3
votes

We've got a system that takes in a large variety of PDFs from unknown sources, and then uses them as templates for new PDFs generated by Prawn.

Occasionally some PDFs don't work as templates for Prawn- they either trigger a generic Prawn error ("Prawn::Errors::TemplateError => Error reading template file. If you are sure it's a valid PDF, it may be a bug.") or the resulting PDF comes out malformed.

(It's a known issue that some PDFs don't work as templates in Prawn, so I'm not trying to address that here: [1] [2])

If I take any of the problematic PDFs, and manually re-save them on my Mac using Preview > Save As [new PDF], I can then always use them as Prawn templates without any problem.

My question is, is there some (open source) server-side utility I can use that might be able to do the same thing- i.e. process problematic PDFs into something Prawn can use?

1
What are really problematic PDFs? and what basis is Prawn restricting them? - uday
Do you want to automate the resave PDF procedure to allow the praswn to use it? You can just use the ruby code to automate it, if you have already known the procedure. - Малъ Скрылевъ
@uDaY - Myriad formatting issues- see the referenced links for details. - Yarin

1 Answers

0
votes

Yarin, it at least partially depends on why the PDFs don't work in the first place. If you can use them after re-saving with Apple's (quite bad) preview PDF code, you should be able to get the same result using a number of different tactics:

-) Use an actual PDF library to open and save the PDF files (libraries from Adobe and Global Graphics come to mind). These are typically commercial products but (I know the Adobe library the best) they do allow you to open a file and save it, performing a number of optimisations in the process. The Adobe libraries are currently licensed through a company called DataLogics (http://www.datalogics.com)

-) Use a commercial product that embeds these libraries. callas pdfToolbox comes to mind (warning, I'm affiliated with this product). This basically gives you the same possibilities as the previous point, but in a somewhat easier to use package (command-line use for example).

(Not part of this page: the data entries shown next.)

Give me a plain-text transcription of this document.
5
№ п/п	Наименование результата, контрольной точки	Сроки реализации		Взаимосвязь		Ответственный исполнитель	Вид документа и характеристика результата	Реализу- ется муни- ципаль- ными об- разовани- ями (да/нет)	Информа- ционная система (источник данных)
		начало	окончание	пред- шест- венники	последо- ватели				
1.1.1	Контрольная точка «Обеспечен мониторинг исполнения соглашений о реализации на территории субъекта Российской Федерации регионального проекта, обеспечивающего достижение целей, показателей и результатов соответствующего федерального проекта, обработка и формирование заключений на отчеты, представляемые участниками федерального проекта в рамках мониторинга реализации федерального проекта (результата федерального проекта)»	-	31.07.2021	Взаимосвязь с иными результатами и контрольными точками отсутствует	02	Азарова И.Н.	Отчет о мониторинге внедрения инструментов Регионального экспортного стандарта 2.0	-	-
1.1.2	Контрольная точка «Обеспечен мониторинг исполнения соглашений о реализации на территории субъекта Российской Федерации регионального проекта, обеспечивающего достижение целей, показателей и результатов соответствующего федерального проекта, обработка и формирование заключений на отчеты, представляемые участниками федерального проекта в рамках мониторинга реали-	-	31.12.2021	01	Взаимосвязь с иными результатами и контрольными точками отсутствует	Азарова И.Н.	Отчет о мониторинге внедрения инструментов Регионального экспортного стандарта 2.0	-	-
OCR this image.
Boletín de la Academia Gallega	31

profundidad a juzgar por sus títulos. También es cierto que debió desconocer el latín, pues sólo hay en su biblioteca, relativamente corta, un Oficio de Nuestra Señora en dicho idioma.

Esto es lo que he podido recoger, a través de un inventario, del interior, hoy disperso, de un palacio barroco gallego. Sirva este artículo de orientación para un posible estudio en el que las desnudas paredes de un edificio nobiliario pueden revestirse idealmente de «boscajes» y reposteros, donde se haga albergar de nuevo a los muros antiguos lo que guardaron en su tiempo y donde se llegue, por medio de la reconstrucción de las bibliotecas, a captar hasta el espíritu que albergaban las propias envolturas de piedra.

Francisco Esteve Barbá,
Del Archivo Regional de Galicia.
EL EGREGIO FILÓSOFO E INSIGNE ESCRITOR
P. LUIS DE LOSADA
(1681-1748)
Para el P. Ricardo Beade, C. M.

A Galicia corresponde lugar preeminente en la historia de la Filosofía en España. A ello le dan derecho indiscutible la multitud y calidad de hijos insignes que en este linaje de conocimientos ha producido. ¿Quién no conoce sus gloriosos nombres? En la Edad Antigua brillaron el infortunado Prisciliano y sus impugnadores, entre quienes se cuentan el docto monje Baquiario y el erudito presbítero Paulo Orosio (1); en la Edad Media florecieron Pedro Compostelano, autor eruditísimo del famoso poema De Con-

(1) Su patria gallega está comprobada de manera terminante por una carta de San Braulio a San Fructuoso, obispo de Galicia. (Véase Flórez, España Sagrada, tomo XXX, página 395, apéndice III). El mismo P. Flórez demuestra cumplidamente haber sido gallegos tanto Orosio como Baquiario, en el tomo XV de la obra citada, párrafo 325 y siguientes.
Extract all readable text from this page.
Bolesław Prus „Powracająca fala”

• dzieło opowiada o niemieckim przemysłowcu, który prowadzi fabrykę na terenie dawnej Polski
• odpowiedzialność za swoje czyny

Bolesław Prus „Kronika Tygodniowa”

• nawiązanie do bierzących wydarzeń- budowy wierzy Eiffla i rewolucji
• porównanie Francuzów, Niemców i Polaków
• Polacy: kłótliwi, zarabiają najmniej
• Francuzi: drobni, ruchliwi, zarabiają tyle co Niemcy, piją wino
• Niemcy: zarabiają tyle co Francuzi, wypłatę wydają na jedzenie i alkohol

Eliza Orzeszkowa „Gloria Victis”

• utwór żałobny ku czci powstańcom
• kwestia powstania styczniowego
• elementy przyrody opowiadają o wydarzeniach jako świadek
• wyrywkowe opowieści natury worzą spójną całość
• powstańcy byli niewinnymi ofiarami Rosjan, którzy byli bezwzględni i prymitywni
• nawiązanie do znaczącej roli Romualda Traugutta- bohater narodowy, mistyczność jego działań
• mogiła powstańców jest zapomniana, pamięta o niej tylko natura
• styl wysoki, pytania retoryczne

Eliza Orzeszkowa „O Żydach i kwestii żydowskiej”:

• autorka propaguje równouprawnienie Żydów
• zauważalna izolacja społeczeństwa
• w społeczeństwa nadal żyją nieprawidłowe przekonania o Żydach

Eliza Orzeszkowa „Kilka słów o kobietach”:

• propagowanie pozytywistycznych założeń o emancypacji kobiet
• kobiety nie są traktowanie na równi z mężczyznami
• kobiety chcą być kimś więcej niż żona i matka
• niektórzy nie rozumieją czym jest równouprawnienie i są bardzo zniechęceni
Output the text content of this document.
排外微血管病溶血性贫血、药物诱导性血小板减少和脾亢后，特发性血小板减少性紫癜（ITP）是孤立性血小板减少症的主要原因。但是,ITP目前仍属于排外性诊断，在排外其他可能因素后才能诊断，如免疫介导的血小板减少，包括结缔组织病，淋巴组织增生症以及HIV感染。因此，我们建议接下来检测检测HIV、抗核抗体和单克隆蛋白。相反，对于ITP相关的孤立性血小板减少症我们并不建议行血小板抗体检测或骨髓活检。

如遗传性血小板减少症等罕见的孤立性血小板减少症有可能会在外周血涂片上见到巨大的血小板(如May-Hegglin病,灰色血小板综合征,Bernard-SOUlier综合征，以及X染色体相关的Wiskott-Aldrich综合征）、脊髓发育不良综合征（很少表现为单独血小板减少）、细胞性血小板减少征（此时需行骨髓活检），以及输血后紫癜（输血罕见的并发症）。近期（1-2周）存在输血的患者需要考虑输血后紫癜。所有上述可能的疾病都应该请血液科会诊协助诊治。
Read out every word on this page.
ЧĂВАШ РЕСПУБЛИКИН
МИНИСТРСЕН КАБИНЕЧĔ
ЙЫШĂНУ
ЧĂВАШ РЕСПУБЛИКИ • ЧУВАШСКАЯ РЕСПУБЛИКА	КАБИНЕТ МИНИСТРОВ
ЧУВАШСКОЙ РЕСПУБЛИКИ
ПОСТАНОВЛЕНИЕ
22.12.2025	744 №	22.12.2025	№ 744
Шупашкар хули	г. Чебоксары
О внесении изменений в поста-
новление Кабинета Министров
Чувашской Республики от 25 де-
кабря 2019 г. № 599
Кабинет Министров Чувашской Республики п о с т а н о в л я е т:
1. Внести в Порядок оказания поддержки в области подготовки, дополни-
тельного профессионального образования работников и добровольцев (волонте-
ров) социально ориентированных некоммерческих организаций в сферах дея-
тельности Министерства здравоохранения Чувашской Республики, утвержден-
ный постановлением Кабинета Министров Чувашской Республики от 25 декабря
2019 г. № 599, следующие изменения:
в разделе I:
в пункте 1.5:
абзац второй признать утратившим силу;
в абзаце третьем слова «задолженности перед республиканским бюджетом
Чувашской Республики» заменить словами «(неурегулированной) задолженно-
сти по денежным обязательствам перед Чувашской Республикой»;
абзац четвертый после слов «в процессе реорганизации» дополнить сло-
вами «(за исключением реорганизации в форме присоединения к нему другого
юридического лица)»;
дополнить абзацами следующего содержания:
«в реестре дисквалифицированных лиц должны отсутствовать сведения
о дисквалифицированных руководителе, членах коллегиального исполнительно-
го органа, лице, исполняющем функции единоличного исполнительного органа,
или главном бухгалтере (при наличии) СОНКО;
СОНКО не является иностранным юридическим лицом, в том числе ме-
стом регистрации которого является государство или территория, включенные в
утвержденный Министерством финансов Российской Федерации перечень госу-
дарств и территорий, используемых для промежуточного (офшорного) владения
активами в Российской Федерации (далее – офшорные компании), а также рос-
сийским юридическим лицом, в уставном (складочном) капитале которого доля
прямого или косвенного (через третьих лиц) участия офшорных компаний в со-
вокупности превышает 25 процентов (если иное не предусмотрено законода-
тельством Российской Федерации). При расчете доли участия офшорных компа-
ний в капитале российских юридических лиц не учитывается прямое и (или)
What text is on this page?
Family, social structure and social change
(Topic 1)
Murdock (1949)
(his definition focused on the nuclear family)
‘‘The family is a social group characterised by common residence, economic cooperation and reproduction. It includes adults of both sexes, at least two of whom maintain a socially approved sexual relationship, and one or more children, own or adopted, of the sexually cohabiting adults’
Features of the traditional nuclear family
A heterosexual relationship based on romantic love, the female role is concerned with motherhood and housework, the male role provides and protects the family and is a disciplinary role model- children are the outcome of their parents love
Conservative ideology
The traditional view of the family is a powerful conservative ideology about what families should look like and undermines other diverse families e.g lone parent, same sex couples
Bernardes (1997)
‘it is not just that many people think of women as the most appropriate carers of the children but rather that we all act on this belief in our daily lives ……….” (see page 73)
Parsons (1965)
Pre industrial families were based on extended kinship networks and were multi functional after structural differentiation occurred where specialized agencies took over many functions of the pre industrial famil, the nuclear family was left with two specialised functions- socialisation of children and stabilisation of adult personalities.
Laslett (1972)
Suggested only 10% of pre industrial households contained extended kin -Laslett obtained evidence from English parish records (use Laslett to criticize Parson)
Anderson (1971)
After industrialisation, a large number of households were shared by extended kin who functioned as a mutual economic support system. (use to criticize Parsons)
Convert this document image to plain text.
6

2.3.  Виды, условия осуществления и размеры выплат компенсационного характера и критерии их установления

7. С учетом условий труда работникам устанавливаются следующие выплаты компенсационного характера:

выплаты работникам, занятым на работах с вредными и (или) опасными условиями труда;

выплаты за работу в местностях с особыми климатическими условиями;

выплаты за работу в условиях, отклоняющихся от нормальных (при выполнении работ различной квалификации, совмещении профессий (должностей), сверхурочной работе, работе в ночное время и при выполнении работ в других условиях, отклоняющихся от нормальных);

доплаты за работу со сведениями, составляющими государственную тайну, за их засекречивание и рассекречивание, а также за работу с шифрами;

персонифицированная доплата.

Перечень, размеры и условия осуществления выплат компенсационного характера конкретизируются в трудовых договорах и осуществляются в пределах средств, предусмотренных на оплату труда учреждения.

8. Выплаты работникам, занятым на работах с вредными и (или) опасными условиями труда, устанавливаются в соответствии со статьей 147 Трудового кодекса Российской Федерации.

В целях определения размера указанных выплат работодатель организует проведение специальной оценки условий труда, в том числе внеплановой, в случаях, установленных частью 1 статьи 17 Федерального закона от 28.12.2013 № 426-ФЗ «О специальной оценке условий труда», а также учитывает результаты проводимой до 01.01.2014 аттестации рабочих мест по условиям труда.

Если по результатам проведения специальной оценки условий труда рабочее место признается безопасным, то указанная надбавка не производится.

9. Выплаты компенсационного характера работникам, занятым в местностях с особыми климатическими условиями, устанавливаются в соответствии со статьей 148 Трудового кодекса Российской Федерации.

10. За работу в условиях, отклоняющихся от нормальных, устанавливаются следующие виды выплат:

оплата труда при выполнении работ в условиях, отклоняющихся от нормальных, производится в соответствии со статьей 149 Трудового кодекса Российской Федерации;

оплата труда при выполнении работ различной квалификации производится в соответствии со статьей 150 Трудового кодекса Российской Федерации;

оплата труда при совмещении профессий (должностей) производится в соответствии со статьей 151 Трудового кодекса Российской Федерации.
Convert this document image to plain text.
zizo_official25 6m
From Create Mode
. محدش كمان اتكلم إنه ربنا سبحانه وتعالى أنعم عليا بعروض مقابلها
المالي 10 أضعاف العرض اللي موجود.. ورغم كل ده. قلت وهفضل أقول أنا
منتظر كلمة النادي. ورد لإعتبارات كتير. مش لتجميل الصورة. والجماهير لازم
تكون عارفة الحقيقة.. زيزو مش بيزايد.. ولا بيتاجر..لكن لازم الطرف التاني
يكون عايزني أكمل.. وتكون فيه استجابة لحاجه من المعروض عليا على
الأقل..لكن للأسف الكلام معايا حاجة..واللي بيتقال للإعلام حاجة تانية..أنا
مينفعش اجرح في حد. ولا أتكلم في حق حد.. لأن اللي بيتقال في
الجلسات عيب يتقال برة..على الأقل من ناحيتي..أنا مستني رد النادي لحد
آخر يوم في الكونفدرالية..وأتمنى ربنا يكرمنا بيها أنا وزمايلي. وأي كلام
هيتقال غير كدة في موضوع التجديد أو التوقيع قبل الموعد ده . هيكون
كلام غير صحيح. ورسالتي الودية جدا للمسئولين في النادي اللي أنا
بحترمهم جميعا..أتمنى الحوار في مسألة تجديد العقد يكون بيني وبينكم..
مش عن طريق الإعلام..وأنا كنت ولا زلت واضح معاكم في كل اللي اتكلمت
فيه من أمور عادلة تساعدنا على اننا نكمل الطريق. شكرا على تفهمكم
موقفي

-) Use an open source product. I'm not very well positioned to provide useful links for that.

There is another approach that may work depending on your workflow and files. In graphic arts bad files are sometimes "made better" by a process called re-distilling; you basically convert the PDF file to PostScript and re-distill the postscript into PDF again. Because this rewrites the whole file structure, it often fixes fundamental problems. However, it also comes with risks as you're going through a different file format. Libraries such as GhostScript (watch the licensing conditions) may allow you to do this.

Given that your files seem to be fixed simply by using preview, I would think a redistilling approach would be overly dangerous and overkill. I would look into finding a good PDF library that can automatically open and save your files.